FedHCDR: Federated Cross-Domain Recommendation with Hypergraph Signal Decoupling
This work addresses privacy concerns in cross-domain recommendation by enabling federated learning without sharing user data, though it is incremental as it builds on prior federated CDR methods.
The paper tackles the problem of data heterogeneity in federated cross-domain recommendation by proposing FedHCDR, which uses hypergraph signal decoupling to separate user features into domain-exclusive and domain-shared components, resulting in significant performance improvements over existing baselines in experiments on three real-world scenarios.
In recent years, Cross-Domain Recommendation (CDR) has drawn significant attention, which utilizes user data from multiple domains to enhance the recommendation performance. However, current CDR methods require sharing user data across domains, thereby violating the General Data Protection Regulation (GDPR). Consequently, numerous approaches have been proposed for Federated Cross-Domain Recommendation (FedCDR). Nevertheless, the data heterogeneity across different domains inevitably influences the overall performance of federated learning.
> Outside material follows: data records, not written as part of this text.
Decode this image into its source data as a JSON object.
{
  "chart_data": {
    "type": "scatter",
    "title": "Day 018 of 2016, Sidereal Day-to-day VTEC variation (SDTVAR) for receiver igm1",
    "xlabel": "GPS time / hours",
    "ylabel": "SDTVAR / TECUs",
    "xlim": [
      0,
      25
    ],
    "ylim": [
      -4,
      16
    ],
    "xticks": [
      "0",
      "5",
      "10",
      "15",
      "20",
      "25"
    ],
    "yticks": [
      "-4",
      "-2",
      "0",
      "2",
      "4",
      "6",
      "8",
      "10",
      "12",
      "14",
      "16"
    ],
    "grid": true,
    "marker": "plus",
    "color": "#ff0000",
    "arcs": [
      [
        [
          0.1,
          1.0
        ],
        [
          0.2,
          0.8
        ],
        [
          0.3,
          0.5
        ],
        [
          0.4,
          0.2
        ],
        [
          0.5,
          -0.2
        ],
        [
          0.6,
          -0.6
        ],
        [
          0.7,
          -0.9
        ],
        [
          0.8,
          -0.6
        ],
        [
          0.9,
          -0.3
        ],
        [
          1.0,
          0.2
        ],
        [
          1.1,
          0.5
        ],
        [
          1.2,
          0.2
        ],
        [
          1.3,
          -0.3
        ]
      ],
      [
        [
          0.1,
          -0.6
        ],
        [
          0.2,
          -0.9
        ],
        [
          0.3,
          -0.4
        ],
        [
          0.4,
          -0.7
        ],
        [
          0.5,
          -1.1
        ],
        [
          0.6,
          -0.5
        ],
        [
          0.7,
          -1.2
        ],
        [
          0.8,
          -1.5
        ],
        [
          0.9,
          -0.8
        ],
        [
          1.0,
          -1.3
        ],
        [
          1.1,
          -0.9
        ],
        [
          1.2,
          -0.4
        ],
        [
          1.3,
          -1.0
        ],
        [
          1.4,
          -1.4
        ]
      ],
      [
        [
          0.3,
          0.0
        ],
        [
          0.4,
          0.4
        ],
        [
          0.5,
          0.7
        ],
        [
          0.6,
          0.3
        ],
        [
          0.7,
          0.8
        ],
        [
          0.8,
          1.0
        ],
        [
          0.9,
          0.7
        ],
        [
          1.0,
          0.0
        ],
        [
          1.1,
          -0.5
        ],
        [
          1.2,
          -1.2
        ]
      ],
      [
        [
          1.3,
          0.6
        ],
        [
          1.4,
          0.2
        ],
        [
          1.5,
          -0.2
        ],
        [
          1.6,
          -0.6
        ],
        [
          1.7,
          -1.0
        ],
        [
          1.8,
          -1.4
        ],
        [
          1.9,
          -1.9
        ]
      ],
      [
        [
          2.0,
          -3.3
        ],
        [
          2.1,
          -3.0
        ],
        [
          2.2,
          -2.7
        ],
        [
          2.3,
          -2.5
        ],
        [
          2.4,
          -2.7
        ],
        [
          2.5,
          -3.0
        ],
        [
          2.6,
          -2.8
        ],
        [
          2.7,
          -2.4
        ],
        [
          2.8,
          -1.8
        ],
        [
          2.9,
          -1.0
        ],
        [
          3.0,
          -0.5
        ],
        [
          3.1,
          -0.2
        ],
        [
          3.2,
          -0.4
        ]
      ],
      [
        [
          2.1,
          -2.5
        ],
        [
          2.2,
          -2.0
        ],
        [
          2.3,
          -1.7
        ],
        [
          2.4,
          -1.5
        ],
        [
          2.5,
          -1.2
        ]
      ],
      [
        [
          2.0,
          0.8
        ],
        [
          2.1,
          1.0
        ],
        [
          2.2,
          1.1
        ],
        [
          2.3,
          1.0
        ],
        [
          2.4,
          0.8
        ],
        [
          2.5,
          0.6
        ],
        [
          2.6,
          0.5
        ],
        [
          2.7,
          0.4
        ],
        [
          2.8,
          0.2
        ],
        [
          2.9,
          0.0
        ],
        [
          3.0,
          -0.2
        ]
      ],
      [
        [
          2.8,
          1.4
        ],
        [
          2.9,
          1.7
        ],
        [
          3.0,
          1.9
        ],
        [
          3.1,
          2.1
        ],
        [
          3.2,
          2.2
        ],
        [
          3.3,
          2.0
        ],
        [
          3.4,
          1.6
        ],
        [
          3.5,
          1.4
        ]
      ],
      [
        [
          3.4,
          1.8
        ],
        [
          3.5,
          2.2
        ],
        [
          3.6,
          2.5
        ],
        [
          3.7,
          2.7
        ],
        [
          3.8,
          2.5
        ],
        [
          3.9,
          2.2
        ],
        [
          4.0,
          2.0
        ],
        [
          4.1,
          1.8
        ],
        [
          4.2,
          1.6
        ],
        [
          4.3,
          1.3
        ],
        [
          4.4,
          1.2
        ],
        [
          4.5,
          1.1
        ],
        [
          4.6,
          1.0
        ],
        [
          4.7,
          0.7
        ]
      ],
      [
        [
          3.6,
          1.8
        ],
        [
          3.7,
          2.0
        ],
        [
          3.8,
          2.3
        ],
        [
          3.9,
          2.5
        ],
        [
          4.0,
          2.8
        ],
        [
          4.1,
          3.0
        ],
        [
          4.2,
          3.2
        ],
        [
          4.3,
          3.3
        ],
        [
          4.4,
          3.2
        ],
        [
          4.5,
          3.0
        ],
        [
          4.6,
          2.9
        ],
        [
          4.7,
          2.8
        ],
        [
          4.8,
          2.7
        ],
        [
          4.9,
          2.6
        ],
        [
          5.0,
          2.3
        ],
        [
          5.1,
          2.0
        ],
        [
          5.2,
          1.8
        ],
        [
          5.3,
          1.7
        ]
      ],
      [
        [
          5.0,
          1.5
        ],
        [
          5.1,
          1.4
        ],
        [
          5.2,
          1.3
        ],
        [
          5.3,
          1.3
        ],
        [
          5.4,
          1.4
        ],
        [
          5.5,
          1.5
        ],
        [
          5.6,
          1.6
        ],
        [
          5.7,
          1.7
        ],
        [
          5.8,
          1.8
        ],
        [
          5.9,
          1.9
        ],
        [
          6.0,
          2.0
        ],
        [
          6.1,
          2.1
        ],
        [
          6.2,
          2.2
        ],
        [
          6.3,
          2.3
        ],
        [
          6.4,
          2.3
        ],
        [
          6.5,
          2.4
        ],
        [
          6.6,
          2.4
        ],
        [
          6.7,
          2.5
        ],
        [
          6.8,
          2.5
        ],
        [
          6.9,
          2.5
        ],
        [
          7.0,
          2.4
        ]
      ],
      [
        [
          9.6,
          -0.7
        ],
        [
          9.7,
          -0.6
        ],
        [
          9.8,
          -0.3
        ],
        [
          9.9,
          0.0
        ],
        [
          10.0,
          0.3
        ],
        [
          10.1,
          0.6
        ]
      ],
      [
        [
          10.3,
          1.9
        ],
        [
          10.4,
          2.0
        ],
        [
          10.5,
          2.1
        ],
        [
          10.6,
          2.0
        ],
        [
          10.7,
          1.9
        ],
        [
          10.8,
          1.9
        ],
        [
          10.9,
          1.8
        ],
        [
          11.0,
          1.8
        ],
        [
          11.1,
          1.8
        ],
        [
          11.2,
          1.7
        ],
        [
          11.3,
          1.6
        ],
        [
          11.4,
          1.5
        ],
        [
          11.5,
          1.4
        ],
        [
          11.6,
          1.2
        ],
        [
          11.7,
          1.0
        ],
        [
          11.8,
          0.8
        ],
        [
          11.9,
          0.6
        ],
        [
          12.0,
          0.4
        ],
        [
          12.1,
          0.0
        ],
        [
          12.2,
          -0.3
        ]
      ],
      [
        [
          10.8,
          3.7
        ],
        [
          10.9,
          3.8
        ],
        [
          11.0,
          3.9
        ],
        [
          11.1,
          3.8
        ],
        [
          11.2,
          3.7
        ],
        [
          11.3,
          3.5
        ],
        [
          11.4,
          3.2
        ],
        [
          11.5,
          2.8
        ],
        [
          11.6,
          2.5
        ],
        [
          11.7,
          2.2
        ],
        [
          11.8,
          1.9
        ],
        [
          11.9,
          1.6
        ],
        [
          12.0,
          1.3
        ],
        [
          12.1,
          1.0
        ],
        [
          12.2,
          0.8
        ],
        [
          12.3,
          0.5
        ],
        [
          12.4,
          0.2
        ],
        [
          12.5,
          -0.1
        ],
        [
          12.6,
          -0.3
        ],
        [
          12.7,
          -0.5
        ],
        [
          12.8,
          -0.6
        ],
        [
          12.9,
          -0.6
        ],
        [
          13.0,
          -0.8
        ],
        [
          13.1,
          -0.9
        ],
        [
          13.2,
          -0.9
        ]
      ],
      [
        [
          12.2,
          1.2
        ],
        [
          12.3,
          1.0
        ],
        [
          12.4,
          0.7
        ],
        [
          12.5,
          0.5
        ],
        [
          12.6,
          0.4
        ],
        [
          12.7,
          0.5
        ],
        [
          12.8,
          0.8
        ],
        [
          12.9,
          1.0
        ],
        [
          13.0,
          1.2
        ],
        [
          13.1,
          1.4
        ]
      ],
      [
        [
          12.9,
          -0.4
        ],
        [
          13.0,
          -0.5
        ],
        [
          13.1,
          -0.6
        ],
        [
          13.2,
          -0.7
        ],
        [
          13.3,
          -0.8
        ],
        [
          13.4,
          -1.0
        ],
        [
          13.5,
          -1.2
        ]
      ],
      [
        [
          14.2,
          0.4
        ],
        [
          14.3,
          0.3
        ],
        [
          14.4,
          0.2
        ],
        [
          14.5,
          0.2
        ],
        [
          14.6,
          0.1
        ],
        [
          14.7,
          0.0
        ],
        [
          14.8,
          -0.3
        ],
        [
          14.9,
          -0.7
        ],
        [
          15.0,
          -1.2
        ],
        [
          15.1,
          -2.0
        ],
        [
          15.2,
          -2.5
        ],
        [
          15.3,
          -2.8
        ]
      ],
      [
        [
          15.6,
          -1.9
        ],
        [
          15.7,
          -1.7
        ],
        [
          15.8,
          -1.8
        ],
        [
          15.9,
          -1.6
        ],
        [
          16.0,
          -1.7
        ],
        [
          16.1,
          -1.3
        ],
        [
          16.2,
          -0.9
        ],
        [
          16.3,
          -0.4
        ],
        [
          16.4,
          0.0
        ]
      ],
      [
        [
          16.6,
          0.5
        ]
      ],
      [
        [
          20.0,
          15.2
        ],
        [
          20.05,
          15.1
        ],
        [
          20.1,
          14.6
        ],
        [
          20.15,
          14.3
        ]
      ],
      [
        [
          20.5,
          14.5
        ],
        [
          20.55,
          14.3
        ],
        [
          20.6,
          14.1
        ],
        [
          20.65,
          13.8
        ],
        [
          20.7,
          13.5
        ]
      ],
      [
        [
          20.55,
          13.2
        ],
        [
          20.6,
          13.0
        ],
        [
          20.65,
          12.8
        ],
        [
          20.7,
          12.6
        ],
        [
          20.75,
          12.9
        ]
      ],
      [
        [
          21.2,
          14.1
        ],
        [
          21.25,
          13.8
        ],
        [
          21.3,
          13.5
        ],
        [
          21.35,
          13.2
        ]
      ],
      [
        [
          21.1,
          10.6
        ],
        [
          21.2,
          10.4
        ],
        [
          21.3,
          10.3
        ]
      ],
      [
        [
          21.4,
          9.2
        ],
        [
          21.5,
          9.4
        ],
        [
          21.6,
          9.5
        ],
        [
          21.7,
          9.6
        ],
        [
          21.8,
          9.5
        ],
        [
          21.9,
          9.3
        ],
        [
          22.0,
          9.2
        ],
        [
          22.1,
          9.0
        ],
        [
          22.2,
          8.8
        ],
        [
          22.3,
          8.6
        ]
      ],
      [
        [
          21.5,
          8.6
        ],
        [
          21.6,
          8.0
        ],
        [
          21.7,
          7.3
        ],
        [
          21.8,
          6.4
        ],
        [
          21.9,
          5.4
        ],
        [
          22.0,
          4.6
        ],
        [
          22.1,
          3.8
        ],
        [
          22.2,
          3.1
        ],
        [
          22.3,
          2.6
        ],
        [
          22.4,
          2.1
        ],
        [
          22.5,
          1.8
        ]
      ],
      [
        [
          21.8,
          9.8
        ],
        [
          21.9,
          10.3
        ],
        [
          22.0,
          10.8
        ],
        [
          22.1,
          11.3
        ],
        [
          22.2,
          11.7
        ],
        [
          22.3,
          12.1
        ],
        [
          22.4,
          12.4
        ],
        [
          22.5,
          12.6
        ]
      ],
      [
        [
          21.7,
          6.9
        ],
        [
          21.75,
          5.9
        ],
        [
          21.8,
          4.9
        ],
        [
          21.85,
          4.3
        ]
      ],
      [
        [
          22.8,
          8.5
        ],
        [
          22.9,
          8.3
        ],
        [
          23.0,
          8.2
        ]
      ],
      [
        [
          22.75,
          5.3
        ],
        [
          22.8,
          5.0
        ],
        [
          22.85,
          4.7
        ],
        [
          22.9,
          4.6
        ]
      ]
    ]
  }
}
In this study, we propose FedHCDR, a novel Federated Cross-Domain Recommendation framework with Hypergraph signal decoupling. Specifically, to address the data heterogeneity across domains, we introduce an approach called hypergraph signal decoupling (HSD) to decouple the user features into domain-exclusive and domain-shared features. The approach employs high-pass and low-pass hypergraph filters to decouple domain-exclusive and domain-shared user representations, which are trained by the local-global bi-directional transfer algorithm. In addition, a hypergraph contrastive learning (HCL) module is devised to enhance the learning of domain-shared user relationship information by perturbing the user hypergraph. Extensive experiments conducted on three real-world scenarios demonstrate that FedHCDR outperforms existing baselines significantly.